Carlos Sainz has iterated his confidence in the Williams’ long-term Formula 1 project, despite admitting to a ‘test of faith’ after the team’s 2026 chassis issues.
The Grove-based squad has been severely tested after its FW48 was produced with a chassis heavier than that of its rivals, curtailing pre-season hope of building on its impressive 2025 showing.
Sainz was, of course, taking a gamble by joining the team upon his departure from Ferrari, one that was vindicated with the car scoring two podiums via his hand in Baku and Qatar, as well as another top-three finish in the US Grand Prix Sprint.
But there is no doubt that the four-time Grand Prix-winner will have been left frustrated by the team’s tough start to the 2026 campaign.
Ahead of this weekend’s Monaco GP, Sainz was asked if his faith was tested by the situation that has presented itself.
“Tested my faith? For sure,” he admitted to media, including Motorsport Week.
“When you go from scoring podiums at the end of last year to suddenly being where we were two seconds and a half of the pace at the beginning of the year, two seconds is a big test of faith or a big shock to the system.
“I was the first one to say to James [Vowles, Team Principal] and to the management that it was not expected. but at the same time we had very open and clear conversations of where things started going wrongly.
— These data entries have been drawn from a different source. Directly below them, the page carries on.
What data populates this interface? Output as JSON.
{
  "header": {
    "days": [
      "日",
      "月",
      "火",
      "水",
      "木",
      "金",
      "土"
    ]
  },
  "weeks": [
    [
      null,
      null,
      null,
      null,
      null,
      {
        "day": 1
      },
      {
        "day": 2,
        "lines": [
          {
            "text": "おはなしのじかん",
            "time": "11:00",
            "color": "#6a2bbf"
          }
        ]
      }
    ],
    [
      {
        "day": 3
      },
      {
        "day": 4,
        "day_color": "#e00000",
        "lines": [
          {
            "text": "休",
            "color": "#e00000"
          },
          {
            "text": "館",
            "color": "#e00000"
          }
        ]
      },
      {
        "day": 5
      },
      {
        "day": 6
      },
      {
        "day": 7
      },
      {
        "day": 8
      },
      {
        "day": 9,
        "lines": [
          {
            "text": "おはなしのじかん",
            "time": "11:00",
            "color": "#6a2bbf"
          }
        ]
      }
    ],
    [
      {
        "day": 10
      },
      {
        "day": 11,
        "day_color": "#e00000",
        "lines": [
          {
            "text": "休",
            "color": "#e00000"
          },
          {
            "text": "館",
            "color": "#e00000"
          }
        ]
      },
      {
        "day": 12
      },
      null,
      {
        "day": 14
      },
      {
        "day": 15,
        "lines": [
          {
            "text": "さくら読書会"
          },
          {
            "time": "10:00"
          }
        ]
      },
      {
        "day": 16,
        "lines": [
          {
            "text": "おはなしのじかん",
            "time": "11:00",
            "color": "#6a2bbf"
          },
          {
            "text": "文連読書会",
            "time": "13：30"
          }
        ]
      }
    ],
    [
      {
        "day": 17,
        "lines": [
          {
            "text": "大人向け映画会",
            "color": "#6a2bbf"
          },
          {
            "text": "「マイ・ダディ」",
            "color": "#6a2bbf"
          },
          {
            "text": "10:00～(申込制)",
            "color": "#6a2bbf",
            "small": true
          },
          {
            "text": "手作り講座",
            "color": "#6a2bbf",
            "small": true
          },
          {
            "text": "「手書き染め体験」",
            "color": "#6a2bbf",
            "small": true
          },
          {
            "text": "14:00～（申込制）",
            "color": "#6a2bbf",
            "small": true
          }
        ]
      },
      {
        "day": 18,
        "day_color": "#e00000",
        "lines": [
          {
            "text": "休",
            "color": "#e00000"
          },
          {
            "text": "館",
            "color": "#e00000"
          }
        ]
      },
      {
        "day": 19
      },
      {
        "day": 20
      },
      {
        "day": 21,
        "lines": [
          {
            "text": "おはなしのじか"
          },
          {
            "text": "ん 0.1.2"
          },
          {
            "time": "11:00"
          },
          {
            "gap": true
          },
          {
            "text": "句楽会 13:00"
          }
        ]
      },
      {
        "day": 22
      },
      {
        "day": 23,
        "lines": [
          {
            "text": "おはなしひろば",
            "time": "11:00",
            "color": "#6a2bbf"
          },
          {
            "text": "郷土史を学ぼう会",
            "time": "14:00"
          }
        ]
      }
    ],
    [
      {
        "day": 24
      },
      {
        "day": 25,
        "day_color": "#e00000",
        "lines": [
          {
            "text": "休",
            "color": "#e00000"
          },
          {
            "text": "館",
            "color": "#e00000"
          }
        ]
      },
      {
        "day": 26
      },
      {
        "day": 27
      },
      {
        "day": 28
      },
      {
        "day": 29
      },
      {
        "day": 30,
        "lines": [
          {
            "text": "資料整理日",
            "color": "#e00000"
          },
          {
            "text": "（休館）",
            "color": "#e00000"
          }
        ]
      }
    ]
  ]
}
“I think we did a very thorough analysis with some very important members of the team and I think once we all understood where it had started to go wrong and how I very quickly realised that it might have actually done good things for the team this bump.
“If we wouldn’t have hit this bump I think there might have been things in the team that we would have never changed.
“Thanks to the shock of that bump we definitely put a very strong action to correct them, to erase them from the system, to for sure try and not happen again. That made me recover a lot, that faith and the belief in the project.”

Carlos Sainz confesses that 2026 is ‘the opposite’ of 2025 early-season expectations
Sainz’s nous with development helped the FW47 haul itself to a position of being capable of securing fifth place in the Constructors’ Championship.
It left the Williams team hopeful of it being a foundation on which to build amid F1’s new regulations cycle, but so far, to no avail.
Asked if he knew this was a possibility, knowing the team is still in a transitional period, Sainz confessed 2025 exceeded all expectations, with this season so far being a polar opposite.
“Maybe last year was almost too good for where the team was at? A combination.I think last year we over-delivered as a team,” he said.
“I think that FW47 was a good race car with its strengths and weaknesses, but we definitely managed to create a car that was able to score podiums, [and] my first year with the team, that was not expected.
“I was not expecting that – I was expecting to maybe be a solid midfield car, but not to at races be fighting with Mercedes and Ferrari head-to-head, straight outright pace.
“That probably maybe also raised my expectations for 2026. Then 2026 came and it was almost the opposite.
“It’s been a bit of a rollercoaster, let’s say this start of my life in Williams. I don’t know, I think I was always expecting to hit a bump at some point.
“I think the road to recovery of a team is never a straight line and if not, the best example with McLaren at the beginning of 2023, they were really far down and they ended the year in a high. From there came the big progress
“I think I always expected maybe not as big of a bump as we hit at the beginning. but at the same time, I think it’s propelled some very interesting changes inside the team and some very interesting changes of mentality, changes of approach that were needed that maybe without the bump we would have never changed and we would have never corrected.”
Williams has evidently shown much improvement since that time, giving the team something to build on with a number of races still to run until the summer break.